Former Common Council President Van Robinson has spent years urging for the removal of the I-81 viaduct, saying he's extremely gratified the state Department of Transportation agrees that the infrastructure has reached the end of its lifespan.
"Now the concern is what comes next," Robinson said. "Will it be affordable housing? Retail shops? Walkable sidewalks? Bicycle paths? And restoring the city to some semblance of the gone but not forgotten 15th Ward."
I-81 City Project Director Joe Driscoll said the goal is getting the right balance.
"We want to see new investment, new retail, affordable housing," Driscoll said.
Driscoll said they're looking at about 15 to 20 acres of land when the interstate comes down. As for how the city would acquire the land from the state, he said there are a few options.

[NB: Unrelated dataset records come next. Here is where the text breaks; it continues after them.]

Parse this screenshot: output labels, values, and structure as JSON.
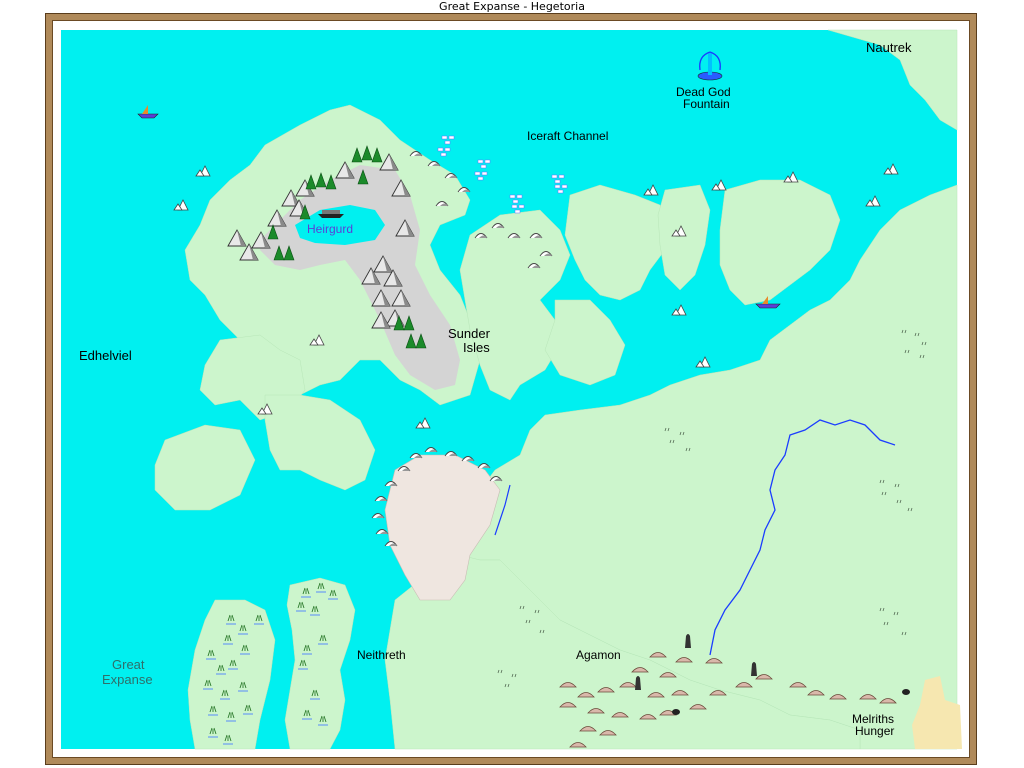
{
  "window": {
    "title": "Great Expanse - Hegetoria"
  },
  "labels": {
    "nautrek": "Nautrek",
    "dead_god_1": "Dead God",
    "dead_god_2": "Fountain",
    "iceraft": "Iceraft Channel",
    "heirgurd": "Heirgurd",
    "sunder_1": "Sunder",
    "sunder_2": "Isles",
    "edhelviel": "Edhelviel",
    "great_1": "Great",
    "great_2": "Expanse",
    "neithreth": "Neithreth",
    "agamon": "Agamon",
    "melriths_1": "Melriths",
    "melriths_2": "Hunger"
  },
  "colors": {
    "water": "#00f0f0",
    "land": "#ccf5cc",
    "mountain_range": "#d4d4d4",
    "desert": "#efe6e0",
    "frame": "#b08a5a",
    "river": "#1a3cff",
    "sand": "#f6e7b0"
  },
  "icons": [
    "ship-icon",
    "fountain-icon",
    "iceberg-icon",
    "mountain-icon",
    "tree-icon",
    "marsh-icon",
    "grass-icon",
    "hill-icon",
    "tower-icon",
    "cave-icon"
  ]
}
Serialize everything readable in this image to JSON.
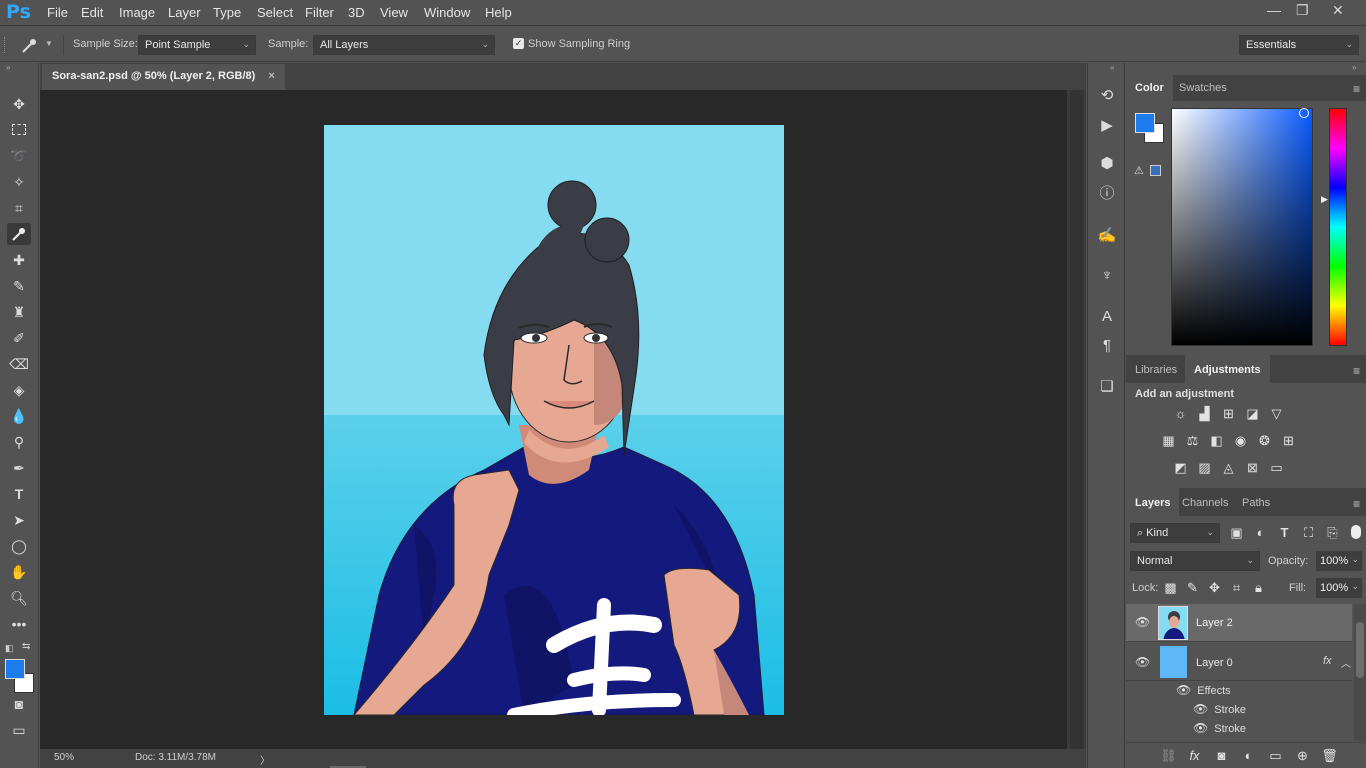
{
  "app": {
    "logo": "Ps",
    "accent": "#31a8ff"
  },
  "menu": [
    "File",
    "Edit",
    "Image",
    "Layer",
    "Type",
    "Select",
    "Filter",
    "3D",
    "View",
    "Window",
    "Help"
  ],
  "window_controls": {
    "minimize": "—",
    "restore": "❐",
    "close": "✕"
  },
  "options": {
    "sample_size_label": "Sample Size:",
    "sample_size_value": "Point Sample",
    "sample_label": "Sample:",
    "sample_value": "All Layers",
    "show_ring_label": "Show Sampling Ring",
    "show_ring_checked": true,
    "workspace": "Essentials"
  },
  "document": {
    "tab_title": "Sora-san2.psd @ 50% (Layer 2, RGB/8)",
    "close": "×"
  },
  "status": {
    "zoom": "50%",
    "doc": "Doc: 3.11M/3.78M",
    "arrow": "〉"
  },
  "colors": {
    "foreground": "#1c7ced",
    "background": "#ffffff",
    "canvas_bg": "#85dbef",
    "shirt": "#14197d"
  },
  "color_panel": {
    "tabs": [
      "Color",
      "Swatches"
    ],
    "active": "Color"
  },
  "adjust_panel": {
    "tabs": [
      "Libraries",
      "Adjustments"
    ],
    "active": "Adjustments",
    "heading": "Add an adjustment"
  },
  "layers_panel": {
    "tabs": [
      "Layers",
      "Channels",
      "Paths"
    ],
    "active": "Layers",
    "kind": "Kind",
    "blend_mode": "Normal",
    "opacity_label": "Opacity:",
    "opacity": "100%",
    "lock_label": "Lock:",
    "fill_label": "Fill:",
    "fill": "100%",
    "layers": [
      {
        "name": "Layer 2",
        "selected": true
      },
      {
        "name": "Layer 0",
        "fx": "fx"
      }
    ],
    "effects_label": "Effects",
    "effects": [
      "Stroke",
      "Stroke"
    ]
  }
}
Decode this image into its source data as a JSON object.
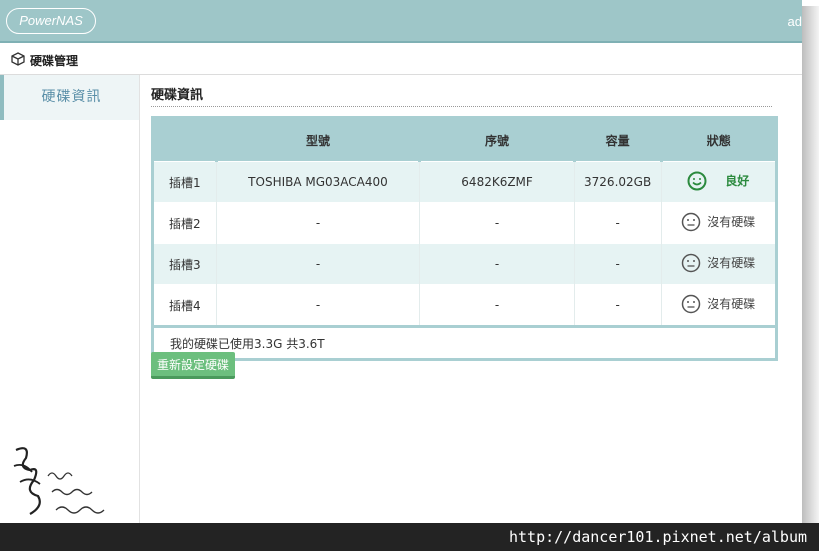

"Either gifting it to us or if they're not amendable to that selling it to us at a low price where it's kind of priced and assessed at what it's currently worth rather than what it could potentially be worth," Driscoll said. "I think either of those would be great outcomes for us."
The New York Civil Liberties Union is against the city's proposal. Lanessa Owens-Chaplin, the director of NYCLU’s Racial Justice Center, said while it's good that the current administration wants to make affordable housing a priority for the land, she would like to see an agreement in writing. as priorities could change for the future administration when the land is actually available.
She said the NYCLU wants to see the NYDOT retain ownership of the land and put out their own request for bids for developers with requirements for things like affordable housing and community engagement.
"We're not against the City of Syracuse having the land if they bid appropriately and meet the requirements of affordable housing and protecting the residents," Owens-Chaplin said. "But it shouldn't just be given to them on the promise that they will do so."
Driscoll invited the NYCLU to the table.
"Our doors are open and I think they should be a major stakeholder in the conversation," Driscoll said. "But I think, we've been elected as the city government to be the voice of the people. We think that we should be the ones who lead the development, though we think all the voices are needed in that decision making process."